The bourbon tasted a little too smooth in the Salvatore boarding house—too clean for men with blood on their hands and centuries of regret in their bones.
Enzo St. John stood near the fireplace, one hand curled around a glass he hadn’t touched. His jaw was tight, dark eyes distant in a way that meant he was thinking far too much.
Across the room, Damon Salvatore lounged lazily in an armchair, boots up on the coffee table, while Stefan Salvatore leaned against the sideboard, arms folded.
“She’s bored of me,” Enzo muttered finally, accent thickening with frustration. “You should see her, mate. Every time we sit together—on the sofa, in bed, doesn’t matter—she’s yawning. Eyes drooping. Half asleep before I’ve even finished a sentence.” He ran a hand through his hair. “I pour my heart out, and she’s fighting to keep hers beating slow enough not to drift off.”
Damon arched a brow. “Wow. You finally found someone immune to the Enzo St. John charm. That’s tragic.”
Enzo shot him a look sharp enough to cut glass. “I’m serious.”
Stefan pushed off the sideboard, expression calm but thoughtful. “When does it happen?”
“When she’s with me,” Enzo snapped. “That’s the bloody point.”
“No,” Stefan said gently. “I mean—does she fall asleep everywhere? Or just when she’s with you?”
Enzo hesitated. His grip loosened slightly around the glass. “Just… with me.”
Damon’s smirk faded a fraction.
Stefan shook his head slowly. “A sleepy woman in your presence isn’t bored, Enzo.”
Enzo’s eyes flicked up.
“She feels safe around you,” Stefan continued. “You regulate her entire nervous system. You know how her home life was—always on edge, always waiting for the next explosion. That kind of tension doesn’t just disappear. It sits in your bones.”
The room fell quiet.
“She’s been in survival mode for years,” Stefan added softly. “People like that don’t relax easily. They don’t rest easily. But around you? Her body finally believes it’s allowed to.”

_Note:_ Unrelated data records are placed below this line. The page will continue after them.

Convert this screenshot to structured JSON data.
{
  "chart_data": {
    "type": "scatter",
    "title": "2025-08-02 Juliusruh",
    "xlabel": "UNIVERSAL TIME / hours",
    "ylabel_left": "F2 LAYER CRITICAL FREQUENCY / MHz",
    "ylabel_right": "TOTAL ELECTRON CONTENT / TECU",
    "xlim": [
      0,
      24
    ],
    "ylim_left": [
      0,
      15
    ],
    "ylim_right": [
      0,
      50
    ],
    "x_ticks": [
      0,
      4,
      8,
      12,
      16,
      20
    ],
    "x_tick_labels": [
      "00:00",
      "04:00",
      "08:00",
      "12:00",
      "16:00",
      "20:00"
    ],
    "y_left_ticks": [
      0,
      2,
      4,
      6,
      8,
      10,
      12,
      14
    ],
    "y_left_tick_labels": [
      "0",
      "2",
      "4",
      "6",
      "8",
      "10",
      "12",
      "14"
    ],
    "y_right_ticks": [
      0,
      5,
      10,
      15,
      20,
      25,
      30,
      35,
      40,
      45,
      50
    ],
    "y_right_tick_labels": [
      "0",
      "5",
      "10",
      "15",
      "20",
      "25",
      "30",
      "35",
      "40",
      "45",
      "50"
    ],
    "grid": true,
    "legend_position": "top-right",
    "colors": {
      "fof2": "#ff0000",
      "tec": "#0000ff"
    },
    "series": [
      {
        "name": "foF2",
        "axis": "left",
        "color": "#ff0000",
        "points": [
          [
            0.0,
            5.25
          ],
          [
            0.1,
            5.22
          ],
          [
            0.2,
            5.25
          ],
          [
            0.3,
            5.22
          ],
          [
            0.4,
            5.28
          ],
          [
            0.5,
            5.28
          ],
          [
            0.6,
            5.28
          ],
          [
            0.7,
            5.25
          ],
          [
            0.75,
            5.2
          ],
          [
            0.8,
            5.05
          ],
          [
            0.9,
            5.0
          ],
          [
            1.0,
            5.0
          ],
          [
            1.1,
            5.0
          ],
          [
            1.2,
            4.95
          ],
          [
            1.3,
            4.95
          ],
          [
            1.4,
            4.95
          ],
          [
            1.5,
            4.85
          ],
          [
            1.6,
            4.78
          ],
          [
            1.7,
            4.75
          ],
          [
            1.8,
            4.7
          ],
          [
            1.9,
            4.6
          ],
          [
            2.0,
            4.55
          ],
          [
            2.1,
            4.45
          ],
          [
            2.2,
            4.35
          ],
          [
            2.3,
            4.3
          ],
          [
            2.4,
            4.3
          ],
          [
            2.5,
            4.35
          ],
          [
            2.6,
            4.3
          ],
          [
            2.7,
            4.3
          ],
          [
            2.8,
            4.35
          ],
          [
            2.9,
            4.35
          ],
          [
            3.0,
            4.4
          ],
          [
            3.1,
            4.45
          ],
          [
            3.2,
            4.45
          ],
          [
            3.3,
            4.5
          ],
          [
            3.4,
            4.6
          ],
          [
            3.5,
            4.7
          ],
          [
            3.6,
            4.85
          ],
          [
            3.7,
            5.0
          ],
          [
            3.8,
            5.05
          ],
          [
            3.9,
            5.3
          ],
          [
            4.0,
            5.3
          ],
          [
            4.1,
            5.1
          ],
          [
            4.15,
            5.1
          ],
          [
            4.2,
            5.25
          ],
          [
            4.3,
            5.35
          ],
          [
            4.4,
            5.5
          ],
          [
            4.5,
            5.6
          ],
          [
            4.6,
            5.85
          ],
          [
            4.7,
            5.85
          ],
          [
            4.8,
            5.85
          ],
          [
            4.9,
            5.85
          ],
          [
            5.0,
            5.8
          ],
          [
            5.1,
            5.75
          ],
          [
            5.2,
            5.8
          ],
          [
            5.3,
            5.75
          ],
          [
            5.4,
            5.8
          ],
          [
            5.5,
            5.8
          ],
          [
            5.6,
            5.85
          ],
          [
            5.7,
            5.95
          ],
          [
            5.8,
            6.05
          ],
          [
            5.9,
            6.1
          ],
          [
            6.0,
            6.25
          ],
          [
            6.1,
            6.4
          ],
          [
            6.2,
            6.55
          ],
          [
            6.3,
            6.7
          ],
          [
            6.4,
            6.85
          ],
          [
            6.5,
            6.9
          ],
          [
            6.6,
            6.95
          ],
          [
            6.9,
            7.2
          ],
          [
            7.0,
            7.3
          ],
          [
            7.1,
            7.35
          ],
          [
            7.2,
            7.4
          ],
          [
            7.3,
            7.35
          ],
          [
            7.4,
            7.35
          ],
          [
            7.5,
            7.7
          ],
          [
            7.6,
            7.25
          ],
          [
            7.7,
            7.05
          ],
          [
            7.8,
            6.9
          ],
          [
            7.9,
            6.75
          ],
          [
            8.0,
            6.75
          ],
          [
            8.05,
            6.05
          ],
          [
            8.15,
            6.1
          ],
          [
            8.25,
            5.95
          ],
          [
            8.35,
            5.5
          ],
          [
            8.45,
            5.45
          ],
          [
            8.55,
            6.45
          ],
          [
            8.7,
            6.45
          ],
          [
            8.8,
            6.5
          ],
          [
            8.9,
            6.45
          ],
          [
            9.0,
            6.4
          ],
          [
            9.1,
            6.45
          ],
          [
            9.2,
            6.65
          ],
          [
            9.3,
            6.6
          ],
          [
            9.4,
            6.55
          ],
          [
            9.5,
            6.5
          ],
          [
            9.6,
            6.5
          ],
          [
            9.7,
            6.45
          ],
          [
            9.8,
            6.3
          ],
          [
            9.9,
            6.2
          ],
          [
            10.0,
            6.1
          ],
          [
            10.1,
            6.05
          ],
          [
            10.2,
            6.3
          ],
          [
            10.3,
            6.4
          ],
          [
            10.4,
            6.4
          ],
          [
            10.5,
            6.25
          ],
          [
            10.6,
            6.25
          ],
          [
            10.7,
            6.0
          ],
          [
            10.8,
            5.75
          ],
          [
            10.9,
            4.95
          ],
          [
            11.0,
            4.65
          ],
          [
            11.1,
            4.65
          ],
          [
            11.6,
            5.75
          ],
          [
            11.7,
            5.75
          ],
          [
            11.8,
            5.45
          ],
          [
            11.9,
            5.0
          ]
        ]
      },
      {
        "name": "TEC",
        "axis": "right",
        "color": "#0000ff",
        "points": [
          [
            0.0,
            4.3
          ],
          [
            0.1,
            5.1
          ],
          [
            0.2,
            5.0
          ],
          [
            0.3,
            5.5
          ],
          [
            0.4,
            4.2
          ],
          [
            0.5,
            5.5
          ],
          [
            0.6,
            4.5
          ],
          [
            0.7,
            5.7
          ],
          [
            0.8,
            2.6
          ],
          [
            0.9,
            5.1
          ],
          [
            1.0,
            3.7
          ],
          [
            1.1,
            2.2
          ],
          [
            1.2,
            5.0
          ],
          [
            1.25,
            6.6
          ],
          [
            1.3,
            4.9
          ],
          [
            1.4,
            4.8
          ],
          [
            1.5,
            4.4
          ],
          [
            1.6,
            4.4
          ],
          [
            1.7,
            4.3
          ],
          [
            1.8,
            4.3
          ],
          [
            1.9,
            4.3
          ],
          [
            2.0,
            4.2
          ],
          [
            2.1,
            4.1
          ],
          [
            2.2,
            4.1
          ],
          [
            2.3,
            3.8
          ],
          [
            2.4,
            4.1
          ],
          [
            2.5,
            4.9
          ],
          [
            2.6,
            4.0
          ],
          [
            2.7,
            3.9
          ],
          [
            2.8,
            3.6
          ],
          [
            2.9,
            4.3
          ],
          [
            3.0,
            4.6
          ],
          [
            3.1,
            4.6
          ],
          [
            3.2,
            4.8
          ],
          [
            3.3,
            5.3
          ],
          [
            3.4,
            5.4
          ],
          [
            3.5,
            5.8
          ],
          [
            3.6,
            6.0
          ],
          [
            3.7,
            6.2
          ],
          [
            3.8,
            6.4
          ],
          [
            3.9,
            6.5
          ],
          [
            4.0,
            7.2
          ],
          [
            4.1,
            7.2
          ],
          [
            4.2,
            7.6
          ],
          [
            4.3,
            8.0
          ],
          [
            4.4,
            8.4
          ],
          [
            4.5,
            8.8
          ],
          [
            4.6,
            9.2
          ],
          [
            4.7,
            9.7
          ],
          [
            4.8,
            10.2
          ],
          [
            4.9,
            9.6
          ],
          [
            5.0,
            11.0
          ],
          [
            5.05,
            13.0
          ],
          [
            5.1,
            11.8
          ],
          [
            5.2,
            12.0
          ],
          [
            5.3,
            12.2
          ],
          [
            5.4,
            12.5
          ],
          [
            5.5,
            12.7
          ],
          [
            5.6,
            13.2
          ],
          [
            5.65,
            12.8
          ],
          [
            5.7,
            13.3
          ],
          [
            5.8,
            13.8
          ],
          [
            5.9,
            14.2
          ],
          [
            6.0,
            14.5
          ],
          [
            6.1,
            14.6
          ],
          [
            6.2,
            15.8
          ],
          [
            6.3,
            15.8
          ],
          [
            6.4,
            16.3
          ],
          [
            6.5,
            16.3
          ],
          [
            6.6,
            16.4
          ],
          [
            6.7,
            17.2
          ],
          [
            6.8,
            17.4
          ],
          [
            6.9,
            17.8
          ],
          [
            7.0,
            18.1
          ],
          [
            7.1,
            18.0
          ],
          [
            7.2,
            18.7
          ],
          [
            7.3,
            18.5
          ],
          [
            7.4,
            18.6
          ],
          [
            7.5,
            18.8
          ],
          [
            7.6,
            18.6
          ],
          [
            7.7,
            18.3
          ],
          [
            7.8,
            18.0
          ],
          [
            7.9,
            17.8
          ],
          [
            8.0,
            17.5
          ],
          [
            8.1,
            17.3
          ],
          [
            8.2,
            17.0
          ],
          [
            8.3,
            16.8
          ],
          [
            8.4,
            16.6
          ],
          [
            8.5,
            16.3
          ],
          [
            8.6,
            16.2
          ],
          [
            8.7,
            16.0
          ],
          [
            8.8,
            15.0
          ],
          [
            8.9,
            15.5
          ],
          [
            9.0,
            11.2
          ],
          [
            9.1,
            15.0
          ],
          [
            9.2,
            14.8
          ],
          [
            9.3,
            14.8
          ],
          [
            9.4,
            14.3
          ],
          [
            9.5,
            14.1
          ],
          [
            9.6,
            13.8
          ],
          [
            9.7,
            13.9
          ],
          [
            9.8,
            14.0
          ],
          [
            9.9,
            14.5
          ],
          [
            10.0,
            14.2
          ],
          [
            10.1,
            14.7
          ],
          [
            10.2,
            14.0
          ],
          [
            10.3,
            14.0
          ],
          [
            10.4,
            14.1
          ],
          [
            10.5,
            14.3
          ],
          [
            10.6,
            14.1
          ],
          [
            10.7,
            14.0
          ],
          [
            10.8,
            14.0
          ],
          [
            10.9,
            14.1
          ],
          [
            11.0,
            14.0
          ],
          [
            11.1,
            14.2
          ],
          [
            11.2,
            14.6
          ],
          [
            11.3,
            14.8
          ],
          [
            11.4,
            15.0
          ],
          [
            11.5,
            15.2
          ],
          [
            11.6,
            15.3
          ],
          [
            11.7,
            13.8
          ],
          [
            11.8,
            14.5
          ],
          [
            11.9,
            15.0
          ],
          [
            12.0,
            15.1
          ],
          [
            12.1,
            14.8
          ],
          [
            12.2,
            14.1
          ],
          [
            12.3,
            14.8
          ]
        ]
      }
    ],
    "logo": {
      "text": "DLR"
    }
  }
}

Enzo swallowed, something fragile cracking behind his carefully curated bravado.
Damon tilted his head. “You’re basically a supernatural weighted blanket, buddy.”
Enzo glared at him, but it lacked its usual bite.
Stefan stepped closer. “Think about it. Does she curl into you when she’s tired? Does she breathe slower?”
A memory flickered across Enzo’s face—your fingers knotted in his shirt, your cheek pressed to his chest, your breaths evening out as if his heartbeat alone could lull you.
“She always grabs onto me,” he admitted quietly. “Like if she lets go, she’ll drift off somewhere she doesn’t want to be.”
“That’s not boredom,” Stefan said firmly. “That’s trust.”
Damon stood, surprisingly serious now. “You spent decades locked in a cell, Enzo. You know what constant fear feels like. Imagine finally finding a place where your body doesn’t expect pain.”
The fire crackled between them.
Enzo looked down at his hands as though they were capable of far more than violence and vengeance. “She’s always so alert everywhere else. Jumps at every noise. Sleeps light.” His voice softened. “But with me, she’s dead to the world.”
“Exactly,” Stefan said.
For the first time that evening, Enzo’s shoulders eased. Not fully—but enough.
“So,” Damon drawled, reclaiming his glass, “congratulations. You’re not boring. You’re emotionally stabilizing.”
Enzo huffed a quiet laugh despite himself. “Bloody hell.”
He stared into the fire, something warmer than pride settling in his chest.
Maybe your sleep-heavy smiles weren’t indifference.
Maybe they were surrender.
And maybe—for the first time in his long, fractured life—Enzo St. John was someone’s safe place.